Publication details

Amazon Mechanical Turk in Sport Science research: Opportunities and pitfalls of crowdsourced data collection

Authors

KOTAS Jiří

Year of publication 2025
Type Conference abstract
MU Faculty or unit

Faculty of Sports Studies

Citation
Description Background: Amazon Mechanical Turk (MTurk) is increasingly used in sports science, exercise psychology, physical activity research, and sport management. Currently, there is no comprehensive overview describing how MTurk has been applied in these fields or which methodological aspects are reported. Mapping existing applications may clarify how MTurk has been used in sport-related research contexts. Methods: A targeted narrative review was conducted in the Web of Science (14 November 2025), yielding 126 records. Studies were screened using a relevance-based extraction procedure grounded in the Weight of Evidence framework, and those meeting a predefined 70% relevance threshold were retained. Thirty-six studies met this criterion, of which six lacked accessible full texts; therefore, 30 studies were included in the final analysis. Data were extracted using a structured template and synthesised descriptively. Results: The included studies demonstrated that MTurk has been applied in four areas: physical activity and exercise psychology, digital data processing tasks, sport consumer and fan behaviour, and public perceptions of sport-related health risks.

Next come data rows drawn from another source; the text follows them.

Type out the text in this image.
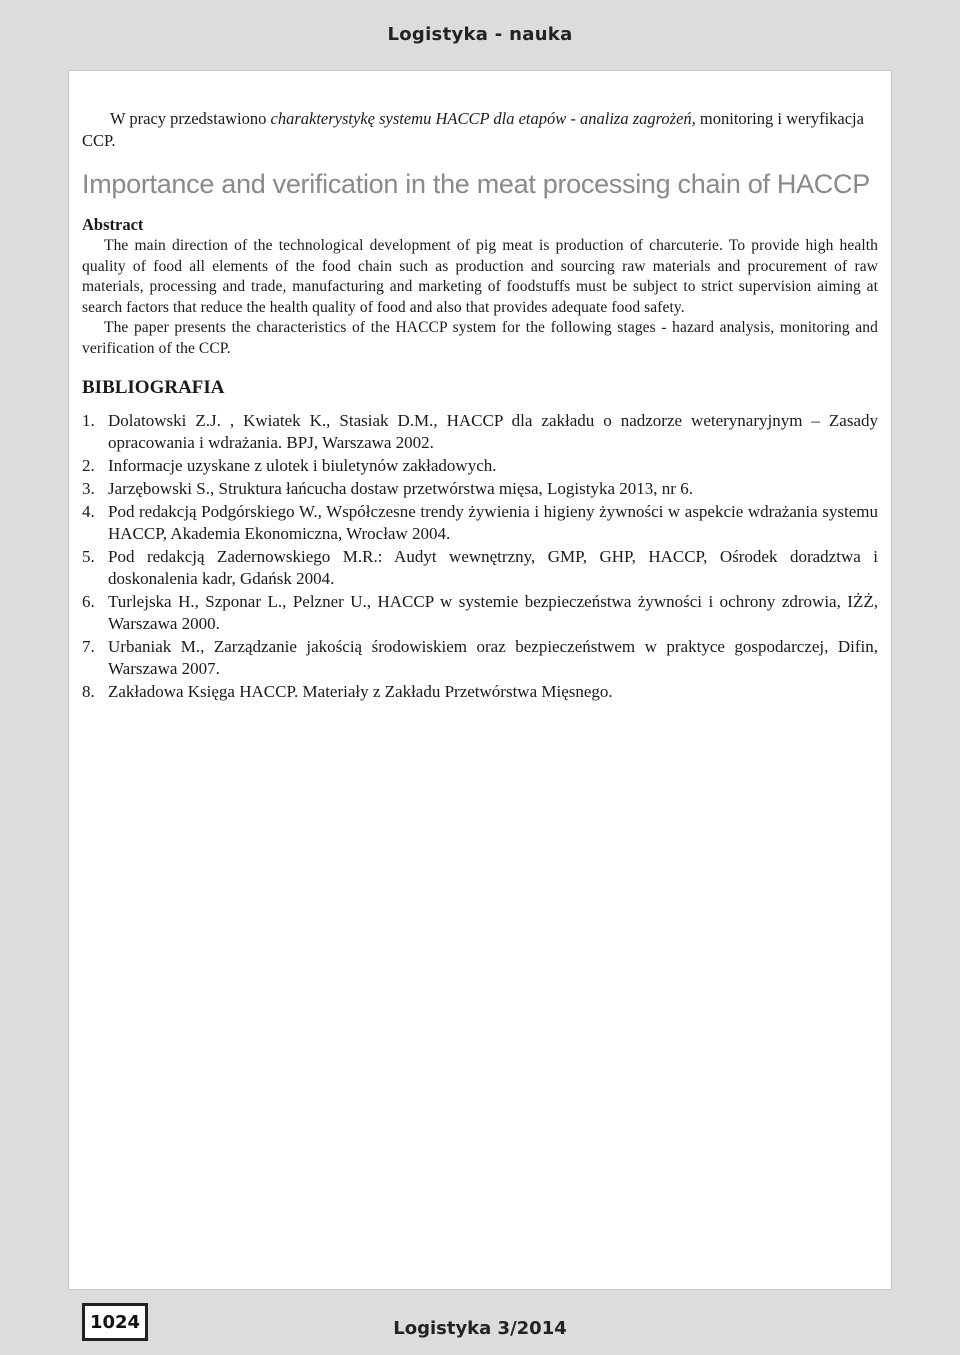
Logistyka - nauka

W pracy przedstawiono charakterystykę systemu HACCP dla etapów - analiza zagrożeń, monitoring i weryfikacja CCP.

Importance and verification in the meat processing chain of HACCP
Abstract

The main direction of the technological development of pig meat is production of charcuterie. To provide high health quality of food all elements of the food chain such as production and sourcing raw materials and procurement of raw materials, processing and trade, manufacturing and marketing of foodstuffs must be subject to strict supervision aiming at search factors that reduce the health quality of food and also that provides adequate food safety.

The paper presents the characteristics of the HACCP system for the following stages - hazard analysis, monitoring and verification of the CCP.

BIBLIOGRAFIA
1. Dolatowski Z.J. , Kwiatek K., Stasiak D.M., HACCP dla zakładu o nadzorze weterynaryjnym – Zasady opracowania i wdrażania. BPJ, Warszawa 2002.
2. Informacje uzyskane z ulotek i biuletynów zakładowych.
3. Jarzębowski S., Struktura łańcucha dostaw przetwórstwa mięsa, Logistyka 2013, nr 6.
4. Pod redakcją Podgórskiego W., Współczesne trendy żywienia i higieny żywności w aspekcie wdrażania systemu HACCP, Akademia Ekonomiczna, Wrocław 2004.
5. Pod redakcją Zadernowskiego M.R.: Audyt wewnętrzny, GMP, GHP, HACCP, Ośrodek doradztwa i doskonalenia kadr, Gdańsk 2004.
6. Turlejska H., Szponar L., Pelzner U., HACCP w systemie bezpieczeństwa żywności i ochrony zdrowia, IŻŻ, Warszawa 2000.
7. Urbaniak M., Zarządzanie jakością środowiskiem oraz bezpieczeństwem w praktyce gospodarczej, Difin, Warszawa 2007.
8. Zakładowa Księga HACCP. Materiały z Zakładu Przetwórstwa Mięsnego.
1024	Logistyka 3/2014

MTurk enabled rapid recruitment, the collection of large samples, and the delivery of surveys, experiments, and crowdsourced annotations. Reported procedures commonly involved prescreening, approval thresholds, attention checks, and compensation details. Several studies also noted data-quality risks, including sampling bias, inattention, and fraudulent responding. Conclusions: MTurk supports a wide range of sport-related research applications, from physical activity and exercise psychology to digital data processing, consumer behaviour, and public-health perceptions. At the same time, the extracted studies highlight recurring methodological risks—especially sampling bias, inattentive or fraudulent responding, and variability in annotation quality—that require careful management. Understanding these patterns can help researchers design more robust MTurk protocols and make more informed decisions about the platform’s suitability for future sports-science studies.